Hoi Peter, >I have a similar conjecture for glidesort but I'll have to do some t...

orlp · on Dec 2, 2022

> Hoi Peter,

A nitpick, but my name is Orson Peters, Peters is my last name :)

> I assume that's one of the advantages of building upon powersort? The blocky nature of quadsort is both a blessing and a curse in that regard.

I don't know, I only use a binary search when splitting up merges, and almost no time is spent in this routine. I use this for the low-memory case, as well as to create more parallelism to use for instruction-level parallelism.

> As for instruction-level parallelism, I do think it's actually almost entirely memory-level parallelism. I could be wrong though.

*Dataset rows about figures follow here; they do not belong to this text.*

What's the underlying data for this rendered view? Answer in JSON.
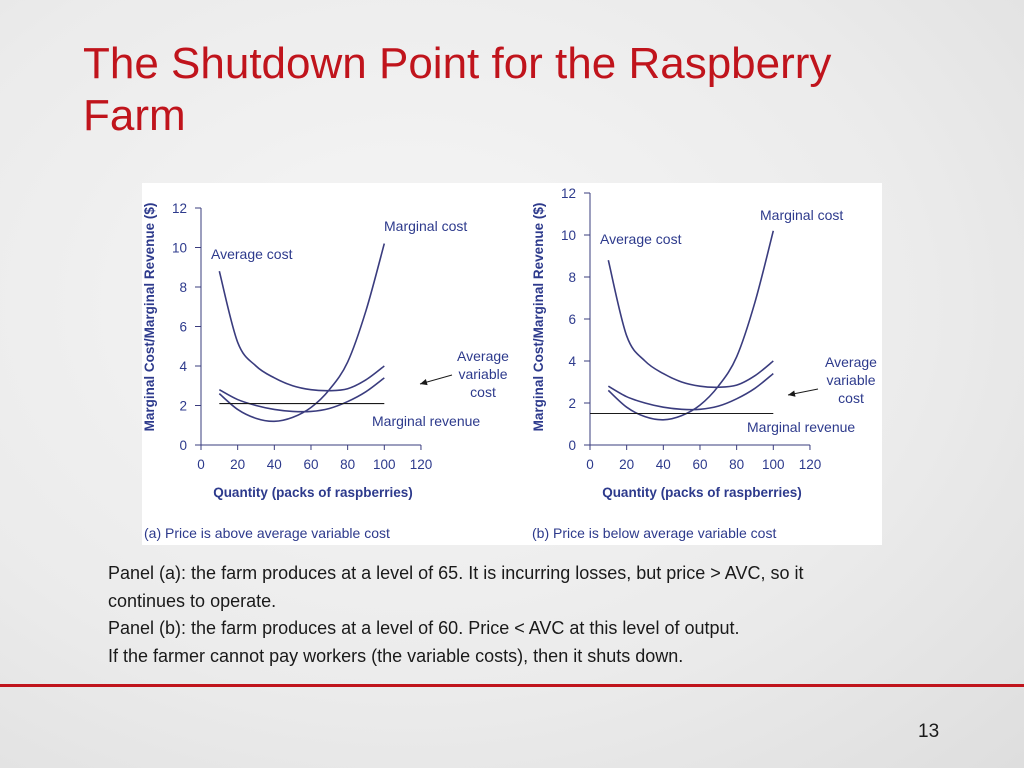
{
  "slide": {
    "title": "The Shutdown Point for the Raspberry Farm",
    "caption_lines": [
      "Panel (a):  the farm produces at a level of 65. It is incurring losses, but price > AVC, so it",
      "continues to operate.",
      "Panel (b):  the farm produces at a level of 60. Price < AVC at this level of output.",
      "If the farmer cannot pay workers (the variable costs), then it shuts down."
    ],
    "page_number": "13"
  },
  "colors": {
    "curve": "#3a3c7e",
    "axis_text": "#2d3a8c",
    "title": "#c0141c"
  },
  "chart_data": [
    {
      "type": "line",
      "panel_caption": "(a) Price is above average variable cost",
      "xlabel": "Quantity (packs of raspberries)",
      "ylabel": "Marginal Cost/Marginal Revenue ($)",
      "xlim": [
        0,
        120
      ],
      "ylim": [
        0,
        12
      ],
      "xticks": [
        0,
        20,
        40,
        60,
        80,
        100,
        120
      ],
      "yticks": [
        0,
        2,
        4,
        6,
        8,
        10,
        12
      ],
      "series": [
        {
          "name": "Marginal cost",
          "label": "Marginal cost",
          "x": [
            10,
            20,
            30,
            40,
            50,
            60,
            70,
            80,
            90,
            100
          ],
          "y": [
            2.6,
            1.8,
            1.35,
            1.2,
            1.4,
            1.9,
            2.8,
            4.2,
            6.8,
            10.2
          ]
        },
        {
          "name": "Average cost",
          "label": "Average cost",
          "x": [
            10,
            20,
            30,
            40,
            50,
            60,
            70,
            80,
            90,
            100
          ],
          "y": [
            8.8,
            5.2,
            4.0,
            3.4,
            3.0,
            2.8,
            2.75,
            2.85,
            3.3,
            4.0
          ]
        },
        {
          "name": "Average variable cost",
          "label": [
            "Average",
            "variable",
            "cost"
          ],
          "x": [
            10,
            20,
            30,
            40,
            50,
            60,
            70,
            80,
            90,
            100
          ],
          "y": [
            2.8,
            2.3,
            2.0,
            1.8,
            1.7,
            1.7,
            1.85,
            2.2,
            2.7,
            3.4
          ]
        },
        {
          "name": "Marginal revenue",
          "label": "Marginal revenue",
          "x": [
            10,
            100
          ],
          "y": [
            2.1,
            2.1
          ]
        }
      ]
    },
    {
      "type": "line",
      "panel_caption": "(b) Price is below average variable cost",
      "xlabel": "Quantity (packs of raspberries)",
      "ylabel": "Marginal Cost/Marginal Revenue ($)",
      "xlim": [
        0,
        120
      ],
      "ylim": [
        0,
        12
      ],
      "xticks": [
        0,
        20,
        40,
        60,
        80,
        100,
        120
      ],
      "yticks": [
        0,
        2,
        4,
        6,
        8,
        10,
        12
      ],
      "series": [
        {
          "name": "Marginal cost",
          "label": "Marginal cost",
          "x": [
            10,
            20,
            30,
            40,
            50,
            60,
            70,
            80,
            90,
            100
          ],
          "y": [
            2.6,
            1.8,
            1.35,
            1.2,
            1.4,
            1.9,
            2.8,
            4.2,
            6.8,
            10.2
          ]
        },
        {
          "name": "Average cost",
          "label": "Average cost",
          "x": [
            10,
            20,
            30,
            40,
            50,
            60,
            70,
            80,
            90,
            100
          ],
          "y": [
            8.8,
            5.2,
            4.0,
            3.4,
            3.0,
            2.8,
            2.75,
            2.85,
            3.3,
            4.0
          ]
        },
        {
          "name": "Average variable cost",
          "label": [
            "Average",
            "variable",
            "cost"
          ],
          "x": [
            10,
            20,
            30,
            40,
            50,
            60,
            70,
            80,
            90,
            100
          ],
          "y": [
            2.8,
            2.3,
            2.0,
            1.8,
            1.7,
            1.7,
            1.85,
            2.2,
            2.7,
            3.4
          ]
        },
        {
          "name": "Marginal revenue",
          "label": "Marginal revenue",
          "x": [
            0,
            100
          ],
          "y": [
            1.5,
            1.5
          ]
        }
      ]
    }
  ]
}
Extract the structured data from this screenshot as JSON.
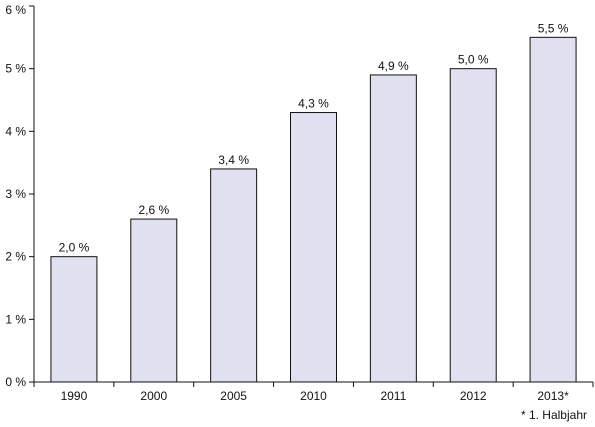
{
  "chart_data": {
    "type": "bar",
    "categories": [
      "1990",
      "2000",
      "2005",
      "2010",
      "2011",
      "2012",
      "2013*"
    ],
    "values": [
      2.0,
      2.6,
      3.4,
      4.3,
      4.9,
      5.0,
      5.5
    ],
    "value_labels": [
      "2,0 %",
      "2,6 %",
      "3,4 %",
      "4,3 %",
      "4,9 %",
      "5,0 %",
      "5,5 %"
    ],
    "y_tick_values": [
      0,
      1,
      2,
      3,
      4,
      5,
      6
    ],
    "y_tick_labels": [
      "0 %",
      "1 %",
      "2 %",
      "3 %",
      "4 %",
      "5 %",
      "6 %"
    ],
    "ylim": [
      0,
      6
    ],
    "title": "",
    "xlabel": "",
    "ylabel": "",
    "grid": false,
    "legend": "none",
    "footnote": "* 1. Halbjahr",
    "colors": {
      "bar_fill": "#e0e1f0",
      "bar_stroke": "#111111",
      "axis": "#111111"
    }
  }
}
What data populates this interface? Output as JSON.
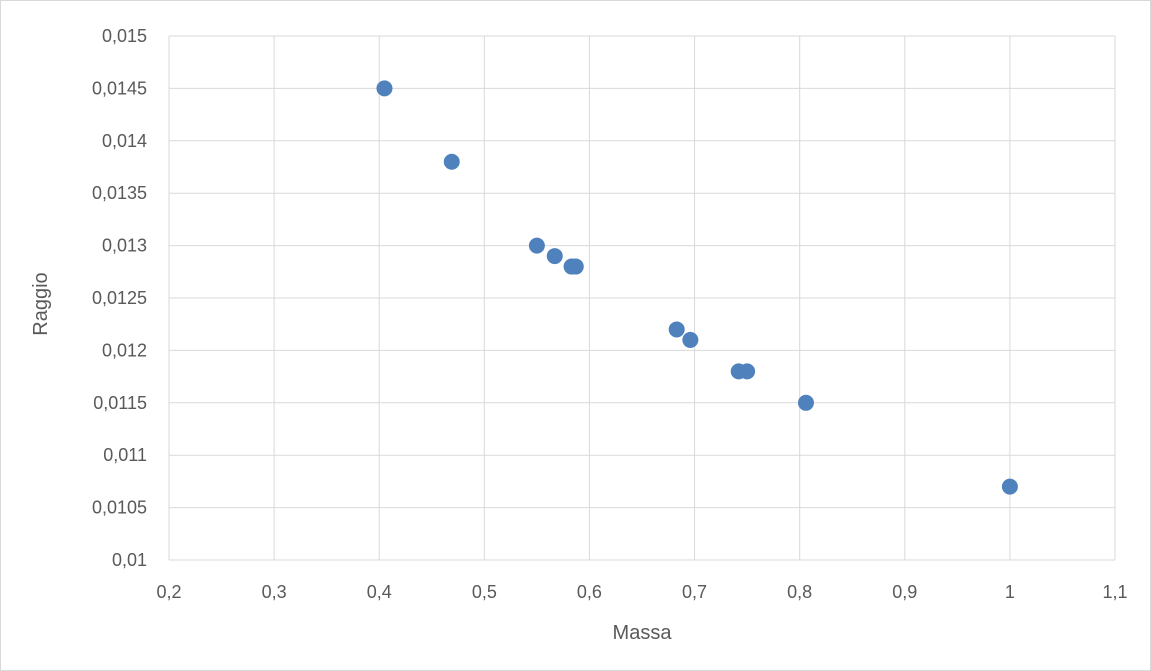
{
  "chart_data": {
    "type": "scatter",
    "title": "",
    "xlabel": "Massa",
    "ylabel": "Raggio",
    "xlim": [
      0.2,
      1.1
    ],
    "ylim": [
      0.01,
      0.015
    ],
    "x_ticks": [
      "0,2",
      "0,3",
      "0,4",
      "0,5",
      "0,6",
      "0,7",
      "0,8",
      "0,9",
      "1",
      "1,1"
    ],
    "y_ticks": [
      "0,01",
      "0,0105",
      "0,011",
      "0,0115",
      "0,012",
      "0,0125",
      "0,013",
      "0,0135",
      "0,014",
      "0,0145",
      "0,015"
    ],
    "grid": true,
    "legend": "none",
    "marker_color": "#4f81bd",
    "series": [
      {
        "x": [
          0.405,
          0.469,
          0.55,
          0.567,
          0.583,
          0.587,
          0.683,
          0.696,
          0.742,
          0.75,
          0.806,
          1.0
        ],
        "y": [
          0.0145,
          0.0138,
          0.013,
          0.0129,
          0.0128,
          0.0128,
          0.0122,
          0.0121,
          0.0118,
          0.0118,
          0.0115,
          0.0107
        ]
      }
    ]
  }
}
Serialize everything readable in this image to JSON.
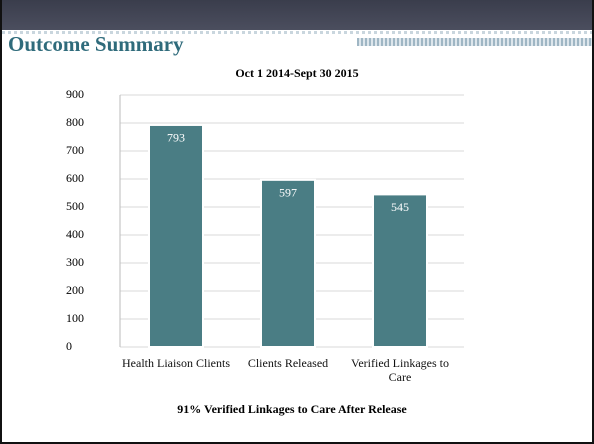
{
  "header": {
    "title": "Outcome Summary"
  },
  "chart_data": {
    "type": "bar",
    "title": "Oct 1 2014-Sept 30 2015",
    "annotation": "91% Verified Linkages to Care After Release",
    "categories": [
      "Health Liaison Clients",
      "Clients Released",
      "Verified Linkages to Care"
    ],
    "values": [
      793,
      597,
      545
    ],
    "color": "#4a7d84",
    "ylim": [
      0,
      900
    ],
    "yticks": [
      0,
      100,
      200,
      300,
      400,
      500,
      600,
      700,
      800,
      900
    ],
    "grid": true
  }
}
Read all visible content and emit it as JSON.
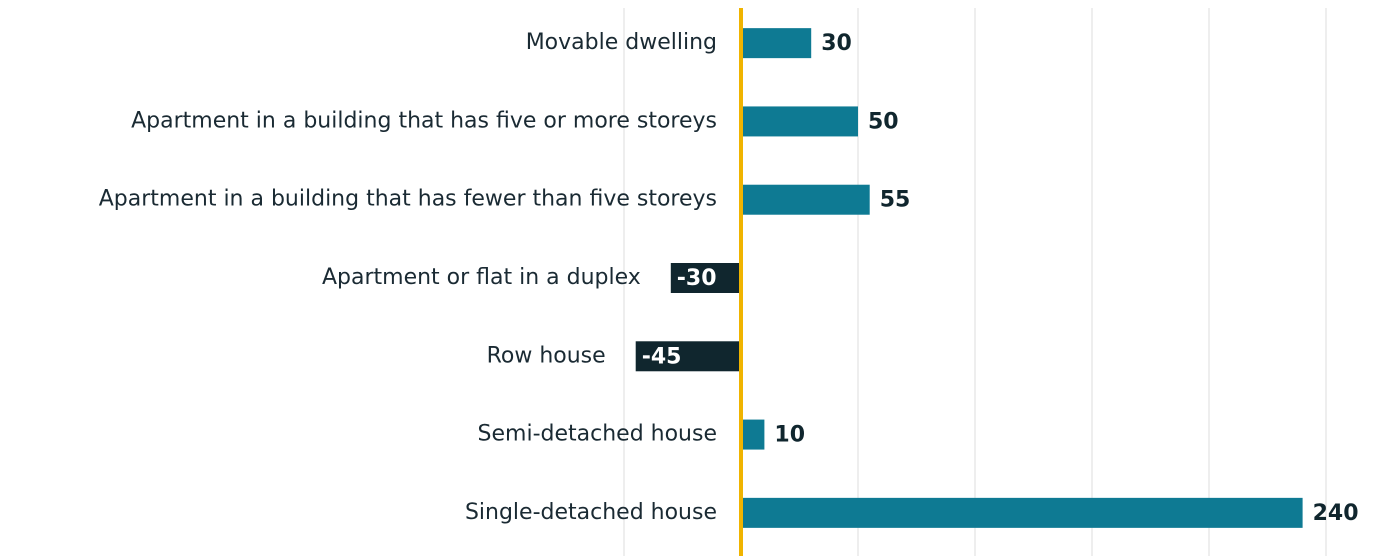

I didn't do specific research into which effect it is, when I say ILP I also mean the memory effects of that.

scandum · on Dec 2, 2022

>A nitpick, but my name is Orson Peters

I actually knew that, not sure what went wrong in my brain.

>I don't know, I only use a binary search when splitting up merges, and almost no time is spent in this routine.

You'll still get a definite speed-up, worth benching the difference just in case. I guess there's no easy way to avoid a binary search.

>I didn't do specific research into which effect it is, when I say ILP I also mean the memory effects of that.

They're indeed related. I did some empirical testing and I'm quite sure it's cache related. Thinking about it, one issue I may have had was not benching sorting 100M elements, which might be where a bidirectional partition might benefit on my system.